Almost every time that I teach a seminar, someone asks a question like “What are the chances of getting caught?” or “I have never been penalized – why would I bother with a VAT strategy?”.
My former colleague Jim Burberry, who is now a VAT partner at RSM in the UK, commented on the following – unfortunate – situation.
A UK VAT group had an annual VAT liability of 4 billion sterling (!), but nevertheless ran a deficit in that year of 9 million. The year was 2012, a leap year (like 2016!). The VAT payable over the preceding filing period was due on February 29, but the company missed that date and paid the VAT only one day late, on March 1.
HMRC imposed a routine penalty, which is a percentage point of the unpaid VAT. Depending on the circumstances (think recidivism), the percentage can be anywhere between 5% and 25%. But in any event the penalty – like everything in VAT – does not depend on the profitability of a company.
The penalty was UKP 277,185 was probably relatively small compared to the company’s total expenses. But it was still an unnecessary expense, incurred in a loss situation where the company was probably in cost-cutting mode anyway.
‘Every case is determined on its merits, but the tribunal’s decision underlines how important it is for companies to be on top of all their VAT payments to the taxman.
‘This decision also suggests that it would be extremely hard to identify a situation in which the size of a penalty could be challenged on the basis of proportionality. This should serve as a warning to others, particularly businesses with significant VAT liabilities.’
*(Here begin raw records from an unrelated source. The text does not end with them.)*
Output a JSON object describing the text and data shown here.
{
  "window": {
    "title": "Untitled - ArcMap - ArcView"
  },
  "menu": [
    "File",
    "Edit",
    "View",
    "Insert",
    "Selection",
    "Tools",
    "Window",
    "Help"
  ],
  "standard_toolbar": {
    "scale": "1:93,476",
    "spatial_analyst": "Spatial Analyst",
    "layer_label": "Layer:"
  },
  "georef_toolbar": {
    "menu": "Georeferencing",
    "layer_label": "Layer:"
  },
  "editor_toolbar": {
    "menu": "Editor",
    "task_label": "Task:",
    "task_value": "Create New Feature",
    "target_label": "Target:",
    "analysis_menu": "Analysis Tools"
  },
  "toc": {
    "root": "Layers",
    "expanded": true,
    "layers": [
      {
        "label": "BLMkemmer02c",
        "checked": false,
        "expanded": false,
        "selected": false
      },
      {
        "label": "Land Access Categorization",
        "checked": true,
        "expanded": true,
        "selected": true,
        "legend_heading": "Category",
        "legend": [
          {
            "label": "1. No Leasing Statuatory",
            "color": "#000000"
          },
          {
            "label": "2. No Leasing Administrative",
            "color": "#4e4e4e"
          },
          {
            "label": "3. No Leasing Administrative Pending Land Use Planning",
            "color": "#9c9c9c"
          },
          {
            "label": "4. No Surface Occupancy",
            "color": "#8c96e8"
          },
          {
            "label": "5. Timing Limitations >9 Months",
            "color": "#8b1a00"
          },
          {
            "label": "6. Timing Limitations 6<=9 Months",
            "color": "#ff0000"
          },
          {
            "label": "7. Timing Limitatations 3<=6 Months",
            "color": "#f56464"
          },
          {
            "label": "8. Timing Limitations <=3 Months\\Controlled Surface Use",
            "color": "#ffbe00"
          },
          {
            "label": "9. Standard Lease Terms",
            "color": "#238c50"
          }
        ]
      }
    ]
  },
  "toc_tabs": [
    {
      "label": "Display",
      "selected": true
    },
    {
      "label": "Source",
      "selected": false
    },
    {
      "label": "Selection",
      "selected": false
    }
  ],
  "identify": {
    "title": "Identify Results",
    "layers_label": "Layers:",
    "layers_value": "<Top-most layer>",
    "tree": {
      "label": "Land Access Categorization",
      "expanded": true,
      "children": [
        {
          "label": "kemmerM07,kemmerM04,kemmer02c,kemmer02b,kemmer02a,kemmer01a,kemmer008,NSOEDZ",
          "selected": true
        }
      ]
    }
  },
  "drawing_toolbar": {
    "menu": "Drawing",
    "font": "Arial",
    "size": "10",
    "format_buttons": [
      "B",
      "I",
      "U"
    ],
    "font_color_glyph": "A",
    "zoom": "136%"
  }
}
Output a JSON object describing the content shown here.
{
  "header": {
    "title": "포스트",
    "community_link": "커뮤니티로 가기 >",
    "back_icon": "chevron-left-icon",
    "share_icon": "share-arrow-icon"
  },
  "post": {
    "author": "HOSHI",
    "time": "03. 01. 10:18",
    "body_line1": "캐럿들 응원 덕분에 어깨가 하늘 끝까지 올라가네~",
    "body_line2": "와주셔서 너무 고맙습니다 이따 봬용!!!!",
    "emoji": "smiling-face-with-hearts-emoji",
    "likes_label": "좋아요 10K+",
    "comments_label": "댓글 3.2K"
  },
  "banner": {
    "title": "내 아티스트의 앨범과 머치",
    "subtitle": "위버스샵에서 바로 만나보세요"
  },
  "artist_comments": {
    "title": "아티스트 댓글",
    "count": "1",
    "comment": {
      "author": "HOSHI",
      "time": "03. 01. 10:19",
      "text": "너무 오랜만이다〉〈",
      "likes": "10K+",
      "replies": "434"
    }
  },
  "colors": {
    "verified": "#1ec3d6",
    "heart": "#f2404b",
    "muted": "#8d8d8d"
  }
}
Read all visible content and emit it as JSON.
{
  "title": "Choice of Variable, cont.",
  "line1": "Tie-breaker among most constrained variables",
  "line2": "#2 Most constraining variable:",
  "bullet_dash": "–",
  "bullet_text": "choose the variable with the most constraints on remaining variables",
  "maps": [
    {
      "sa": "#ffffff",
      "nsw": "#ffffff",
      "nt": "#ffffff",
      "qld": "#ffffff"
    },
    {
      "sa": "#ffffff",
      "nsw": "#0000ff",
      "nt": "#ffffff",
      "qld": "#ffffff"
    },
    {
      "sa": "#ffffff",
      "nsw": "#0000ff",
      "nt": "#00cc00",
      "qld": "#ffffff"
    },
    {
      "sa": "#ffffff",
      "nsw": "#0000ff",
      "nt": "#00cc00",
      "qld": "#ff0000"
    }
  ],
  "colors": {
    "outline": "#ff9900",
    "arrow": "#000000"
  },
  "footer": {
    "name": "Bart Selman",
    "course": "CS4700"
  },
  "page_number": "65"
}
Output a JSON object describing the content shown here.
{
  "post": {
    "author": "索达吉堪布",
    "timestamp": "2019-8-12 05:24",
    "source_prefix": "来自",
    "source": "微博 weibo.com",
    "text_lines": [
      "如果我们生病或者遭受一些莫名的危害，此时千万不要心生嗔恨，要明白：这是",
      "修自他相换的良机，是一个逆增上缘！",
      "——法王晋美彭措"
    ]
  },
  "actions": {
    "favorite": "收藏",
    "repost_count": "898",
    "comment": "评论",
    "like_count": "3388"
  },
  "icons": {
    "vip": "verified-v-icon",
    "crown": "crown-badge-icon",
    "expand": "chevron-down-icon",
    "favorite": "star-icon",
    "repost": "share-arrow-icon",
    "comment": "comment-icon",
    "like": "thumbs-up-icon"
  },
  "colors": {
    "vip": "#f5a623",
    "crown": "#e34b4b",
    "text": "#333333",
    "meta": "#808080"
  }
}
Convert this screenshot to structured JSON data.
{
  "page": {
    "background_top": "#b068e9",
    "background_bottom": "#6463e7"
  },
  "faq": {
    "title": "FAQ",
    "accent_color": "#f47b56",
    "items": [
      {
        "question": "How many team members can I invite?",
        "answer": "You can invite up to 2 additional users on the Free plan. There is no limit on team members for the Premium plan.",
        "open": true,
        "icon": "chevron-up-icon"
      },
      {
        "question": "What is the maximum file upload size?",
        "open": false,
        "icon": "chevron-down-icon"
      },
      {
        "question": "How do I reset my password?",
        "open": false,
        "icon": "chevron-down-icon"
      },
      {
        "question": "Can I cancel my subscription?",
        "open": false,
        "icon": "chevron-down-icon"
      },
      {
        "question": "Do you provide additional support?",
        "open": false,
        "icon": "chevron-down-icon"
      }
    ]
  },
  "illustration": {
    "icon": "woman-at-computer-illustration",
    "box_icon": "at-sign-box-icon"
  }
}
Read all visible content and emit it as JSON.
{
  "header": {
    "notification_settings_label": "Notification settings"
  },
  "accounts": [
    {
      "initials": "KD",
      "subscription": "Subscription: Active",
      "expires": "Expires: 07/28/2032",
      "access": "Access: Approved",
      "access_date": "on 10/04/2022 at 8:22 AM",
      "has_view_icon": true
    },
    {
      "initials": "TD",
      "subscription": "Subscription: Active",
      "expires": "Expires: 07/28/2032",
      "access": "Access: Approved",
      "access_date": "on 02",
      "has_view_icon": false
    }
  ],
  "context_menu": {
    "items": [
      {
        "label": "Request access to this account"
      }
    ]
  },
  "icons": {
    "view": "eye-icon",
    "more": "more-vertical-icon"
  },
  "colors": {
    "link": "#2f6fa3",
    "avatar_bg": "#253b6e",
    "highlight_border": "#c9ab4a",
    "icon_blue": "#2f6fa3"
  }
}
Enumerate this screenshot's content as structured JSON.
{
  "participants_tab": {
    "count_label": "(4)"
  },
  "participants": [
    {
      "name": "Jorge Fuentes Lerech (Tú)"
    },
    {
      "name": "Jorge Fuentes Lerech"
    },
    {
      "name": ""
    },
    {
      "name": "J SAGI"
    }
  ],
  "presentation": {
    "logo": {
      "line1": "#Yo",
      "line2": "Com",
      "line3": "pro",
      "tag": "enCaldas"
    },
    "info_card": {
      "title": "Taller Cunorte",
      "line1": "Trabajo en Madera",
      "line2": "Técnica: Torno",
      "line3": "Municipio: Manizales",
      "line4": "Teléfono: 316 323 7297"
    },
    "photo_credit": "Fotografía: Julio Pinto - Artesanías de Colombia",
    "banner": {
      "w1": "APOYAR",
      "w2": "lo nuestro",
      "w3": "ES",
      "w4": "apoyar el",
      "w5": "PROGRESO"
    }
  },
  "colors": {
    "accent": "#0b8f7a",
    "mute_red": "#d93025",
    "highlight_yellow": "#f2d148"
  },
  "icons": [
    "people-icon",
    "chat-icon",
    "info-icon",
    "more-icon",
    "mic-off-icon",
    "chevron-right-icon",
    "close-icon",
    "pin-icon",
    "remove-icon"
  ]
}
In this day and age, I find it unbelievable that a company with billions in sales does not have the capability to monitor their VAT position in real time, and ensure timely payment (or reclaim) of the correct VAT amount.
With the various competing tax monitoring tools that are available, all ERP systems can be upgraded to include at least the barest of reporting tool or dashboard. Implementing these tools are not invasive upgrades that take months to get running, but these are rather straight-forward databases. All depending on the scope and breadth of the organization, of course.